В Камышине, оставив нас с сестрой на железнодорожном вокзале, мама ушла искать подводу. Стою возле вещей и вижу, как какой-то парень лет шестнадцати кому-то кричит, повторяя одно и то же – доказывая свои на что-то права:
- У меня отэць больной на крОвати лэжить! – (В слове кровать он ударение делал на «о»).
И опять – то же да то же:
- У меня отэць на кровати!..
Через минуту (видно, удалось доказать!) лихорадочно подхватывает вещи, командуя уже кому-то из своих:
- Давай цыберку! Беры чемайдан!
И во главе маленькой группки людей куда-то бежит, таща в руках наполненную чем-то «цыберку» (ведро), а за спиной – ещё какую-то тяжёлую поклажу.
А вот и наша подвода. Медленно тащимся по тихим предутренним улицам спящего городка к волжскому берегу.. Длинный пологий спуск… С его верхней части открылась нашим глазам поистине драматическая картина: весь берег возле пристаней (помнится, их было две) буквально усеян людьми, спящими под открытым небом на узлах, чемоданах, мешках, подстилках, а то и просто на песке.

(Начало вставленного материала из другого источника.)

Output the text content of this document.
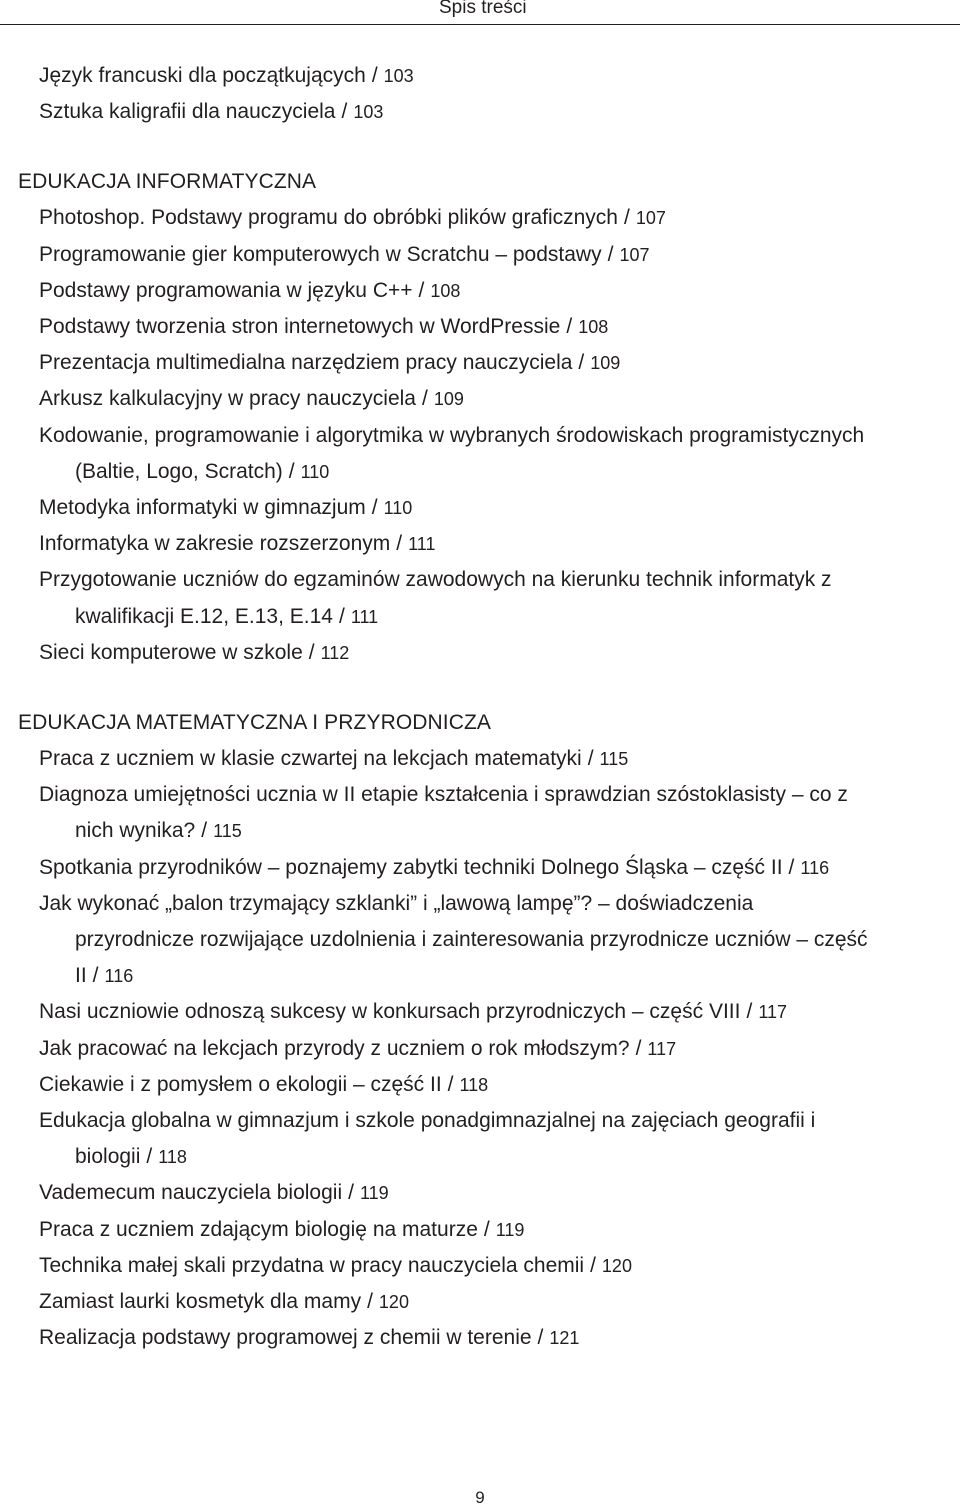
Spis treści

Język francuski dla początkujących / 103

Sztuka kaligrafii dla nauczyciela / 103

EDUKACJA INFORMATYCZNA

Photoshop. Podstawy programu do obróbki plików graficznych / 107

Programowanie gier komputerowych w Scratchu – podstawy / 107

Podstawy programowania w języku C++ / 108

Podstawy tworzenia stron internetowych w WordPressie / 108

Prezentacja multimedialna narzędziem pracy nauczyciela / 109

Arkusz kalkulacyjny w pracy nauczyciela / 109

Kodowanie, programowanie i algorytmika w wybranych środowiskach programistycznych (Baltie, Logo, Scratch) / 110

Metodyka informatyki w gimnazjum / 110

Informatyka w zakresie rozszerzonym / 111

Przygotowanie uczniów do egzaminów zawodowych na kierunku technik informatyk z kwalifikacji E.12, E.13, E.14 / 111

Sieci komputerowe w szkole / 112

EDUKACJA MATEMATYCZNA I PRZYRODNICZA

Praca z uczniem w klasie czwartej na lekcjach matematyki / 115

Diagnoza umiejętności ucznia w II etapie kształcenia i sprawdzian szóstoklasisty – co z nich wynika? / 115

Spotkania przyrodników – poznajemy zabytki techniki Dolnego Śląska – część II / 116

Jak wykonać „balon trzymający szklanki” i „lawową lampę”? – doświadczenia przyrodnicze rozwijające uzdolnienia i zainteresowania przyrodnicze uczniów – część II / 116

Nasi uczniowie odnoszą sukcesy w konkursach przyrodniczych – część VIII / 117

Jak pracować na lekcjach przyrody z uczniem o rok młodszym? / 117

Ciekawie i z pomysłem o ekologii – część II / 118

Edukacja globalna w gimnazjum i szkole ponadgimnazjalnej na zajęciach geografii i biologii / 118

Vademecum nauczyciela biologii / 119

Praca z uczniem zdającym biologię na maturze / 119

Technika małej skali przydatna w pracy nauczyciela chemii / 120

Zamiast laurki kosmetyk dla mamy / 120

Realizacja podstawy programowej z chemii w terenie / 121

9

Кое-где этот человеческий муравейник шевелился, пробуждаясь; люди куда-то брели, пробираясь меж узлов.
Впереди, сколько взгляд мог охватить, расстилался спокойный волжский плёс, от него веяло холодной сыростью. Река была и спокойна, и, вместе с тем, охвачена мощным движением вправо от нас – к Югу, к своим низовьям, к Каспию. А из-за незаметного отсюда низкого восточного берега всходил, как в театре, освещая всю представшую нам панораму, оранжево-багровый солнечный диск.
Из написанных через несколько лет отроческих моих стихов:
Расправившись с чумазым, вязким грузом
поволжской ночи,
- звонкое, как день,
камышинским разрезанным арбузом
вставало солнце,
с тучкой набекрень.
На ширь, несущуюся мимо города,
ложился ясный невесомый груз:
весёлый, светлый, яростный и гордый
разрезанный камышинский арбуз.
Над этой ширью, легшею не меньше,
чем на сто вёрст,
над изморозью тонкой
в безумном крике рвался голос женщины.
зовущей утонувшего ребёнка…
Да, так было: над всей величественной и безмятежной розовой гладью и тишиной Волги – дикий, нечеловеческий вой, зов, уже полный отчаянья, но ещё не лишённый надежды:
- Рок-са- на! Ро-ок-са-а-а-на-а-а!
Потом мы увидели и эту несчастную мать: истерзанная внезапным горем, растрёпанная, шла она в сопровождении каких-то людей и повторяла:
- Она мне за молоком ходила! За молоком ходила!
В толпе рассказывали: ночью девочка пошла по надобности. Вероятно, оступилась и с пристани упала в воду.